La loi du 20-25 septembre 1792 a autorisé l’institution du divorce en France ; aboli en 1816, ce dernier est revenu définitivement dans le droit français sous la Troisième République, grâce à la loi Naquet de 1884. Sous l’Ancien Régime puis pendant la phase d’abolition du divorce au XIXe siècle, les couples pouvaient toutefois faire le choix de rompre partiellement leur union par le biais de la procédure de séparation, qui a été maintenue après 1884.

L’étude historique des ruptures d’unions conjugales en France depuis la Révolution française s’est jusqu’à maintenant concentrée soit sur les aspects politico-juridiques de la reconnaissance du divorce, soit sur les évolutions les plus contemporaines des pratiques (après 1945), du fait de l’ampleur prise par la divortialité à partir des années 1960, qui paraissait ruiner l’ensemble des logiques de formation et de fonctionnement du couple en vigueur dans les décennies voire les siècles précédents.

Notre projet se propose de déplacer la focale en menant une enquête au long cours sur l’histoire sociale des couples divorcés et séparés sous la Révolution, puis sous la Troisième République. Il s’agira en particulier de pointer des terrains locaux judicieusement choisis et de construire des corpus de couples ayant eu recours à une rupture légale, en mêlant sources d’état civil et archives judiciaires.

Les premières fournissent des données démographiques et sociales sur les conjoints amenés à divorcer ou à se séparer dans leurs parcours de vie ; elles autorisent une comparaison (notamment par le biais d’analyses économétriques) avec des corpus de couples n’ayant sollicité ni l’une ni l’autre de ces formes légales de ruptures d’union.

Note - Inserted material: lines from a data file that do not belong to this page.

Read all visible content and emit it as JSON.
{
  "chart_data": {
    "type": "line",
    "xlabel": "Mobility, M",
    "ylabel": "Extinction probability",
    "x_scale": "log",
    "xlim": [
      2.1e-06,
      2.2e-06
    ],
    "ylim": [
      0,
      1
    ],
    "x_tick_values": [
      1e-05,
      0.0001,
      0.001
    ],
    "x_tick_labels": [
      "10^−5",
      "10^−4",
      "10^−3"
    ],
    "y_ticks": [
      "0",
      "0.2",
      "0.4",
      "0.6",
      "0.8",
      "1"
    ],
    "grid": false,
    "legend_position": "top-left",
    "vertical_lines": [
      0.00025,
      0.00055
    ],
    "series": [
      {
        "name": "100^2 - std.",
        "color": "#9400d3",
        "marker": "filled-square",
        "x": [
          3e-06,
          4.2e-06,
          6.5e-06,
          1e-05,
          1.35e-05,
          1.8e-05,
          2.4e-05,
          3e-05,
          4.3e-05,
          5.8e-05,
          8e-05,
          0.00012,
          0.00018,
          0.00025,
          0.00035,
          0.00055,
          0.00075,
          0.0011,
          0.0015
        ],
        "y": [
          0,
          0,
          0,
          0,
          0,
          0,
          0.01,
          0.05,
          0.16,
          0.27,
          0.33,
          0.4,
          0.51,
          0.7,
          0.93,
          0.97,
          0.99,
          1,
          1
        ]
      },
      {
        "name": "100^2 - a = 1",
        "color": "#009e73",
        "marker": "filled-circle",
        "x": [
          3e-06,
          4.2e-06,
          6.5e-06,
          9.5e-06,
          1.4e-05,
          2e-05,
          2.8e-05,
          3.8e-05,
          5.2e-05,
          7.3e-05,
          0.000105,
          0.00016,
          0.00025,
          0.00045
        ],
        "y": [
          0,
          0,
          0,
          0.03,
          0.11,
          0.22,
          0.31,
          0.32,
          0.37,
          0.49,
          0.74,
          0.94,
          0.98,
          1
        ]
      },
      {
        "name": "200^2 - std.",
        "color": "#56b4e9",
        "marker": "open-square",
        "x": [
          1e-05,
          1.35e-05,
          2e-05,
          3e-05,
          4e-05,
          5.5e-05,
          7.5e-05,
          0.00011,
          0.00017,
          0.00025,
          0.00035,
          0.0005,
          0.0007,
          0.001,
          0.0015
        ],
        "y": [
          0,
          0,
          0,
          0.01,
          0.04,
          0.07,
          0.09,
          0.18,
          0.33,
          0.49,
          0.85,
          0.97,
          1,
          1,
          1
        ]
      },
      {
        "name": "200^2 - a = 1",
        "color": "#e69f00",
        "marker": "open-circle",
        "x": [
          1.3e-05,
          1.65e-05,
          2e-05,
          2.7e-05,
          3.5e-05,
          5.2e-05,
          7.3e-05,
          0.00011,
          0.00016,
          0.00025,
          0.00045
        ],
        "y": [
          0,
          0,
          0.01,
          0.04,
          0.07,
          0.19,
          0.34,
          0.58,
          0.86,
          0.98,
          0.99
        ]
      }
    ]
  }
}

Les archives judiciaires, en particulier les actes et décisions des procès de divorce, permettent, quant à elles, de repérer les conjoints demandeurs de la séparation (et donc leurs caractéristiques spécifiques), de saisir plus en détail et en profondeur les motivations des époux et les arguments et la rhétorique utilisés pour obtenir (ou refuser) la rupture. Ces sources autorisent aussi l’analyse des décisions finales des autorités judiciaires et l’étude des situations de chaque conjoint séparé ou divorcé, notamment vis-à-vis de la garde d’enfants. Cette double approche, centrée sur la période 1792-1815 puis sur les divorcés de la Troisième République, permet d’observer la manière dont les innovations législatives ont été appréhendées par les hommes et les femmes.

D’autres analyses sont menées à partir des données statistiques agrégées fournies par les institutions statistiques de la période, qu’il s’agisse des données démographiques fournies par la Statistique Générale de la France ou les services de la ville de Paris, ou encore des données statistiques issues des Ministères (par exemple, celui de la Justice).

Enfin, dans un troisième mouvement, l’enquête se propose de suivre le parcours de vie des anciens conjoints de couples divorcés ou séparés, en recourant par exemple aux archives d’état civil ou aux recensements pour établir un suivi longitudinal des individus concernés. Cette approche est élargie à leurs enfants : jusqu’à quel point le divorce parental influence-t-il, sous la Révolution comme sous la Troisième République, le destin des enfants de parents divorcés ?

Pour l’heure, un premier terrain a été sélectionné pour la construction d’un vaste corpus de divorcés. Il s’agit de deux communes de la banlieue parisienne : Ivry-sur-Seine et Noisy-le-Sec. Les centaines de couples mariés entre 1880 et 1912 dans ces deux communes, et signalés (en marge de leurs actes de mariage) comme ayant divorcé par la suite, ont tous été relevés. Des échantillons parallèles de couples non-divorcés ont été constitués pour comparaison. Le dépouillement de la documentation judiciaire correspondant à ces couples est en cours. Les premiers résultats sur les grandes caractéristiques des futurs divorcés banlieusards ont été présentés lors du colloque international “Divorcer autrefois ? La séparation matrimoniale du Moyen Âge au XXe siècle. Mondes européens et extra-européens”, organisé par la Société de Démographie Historique, le Centre Roland Mousnier et le LARHRA, Lyon, 27-29 novembre 2019.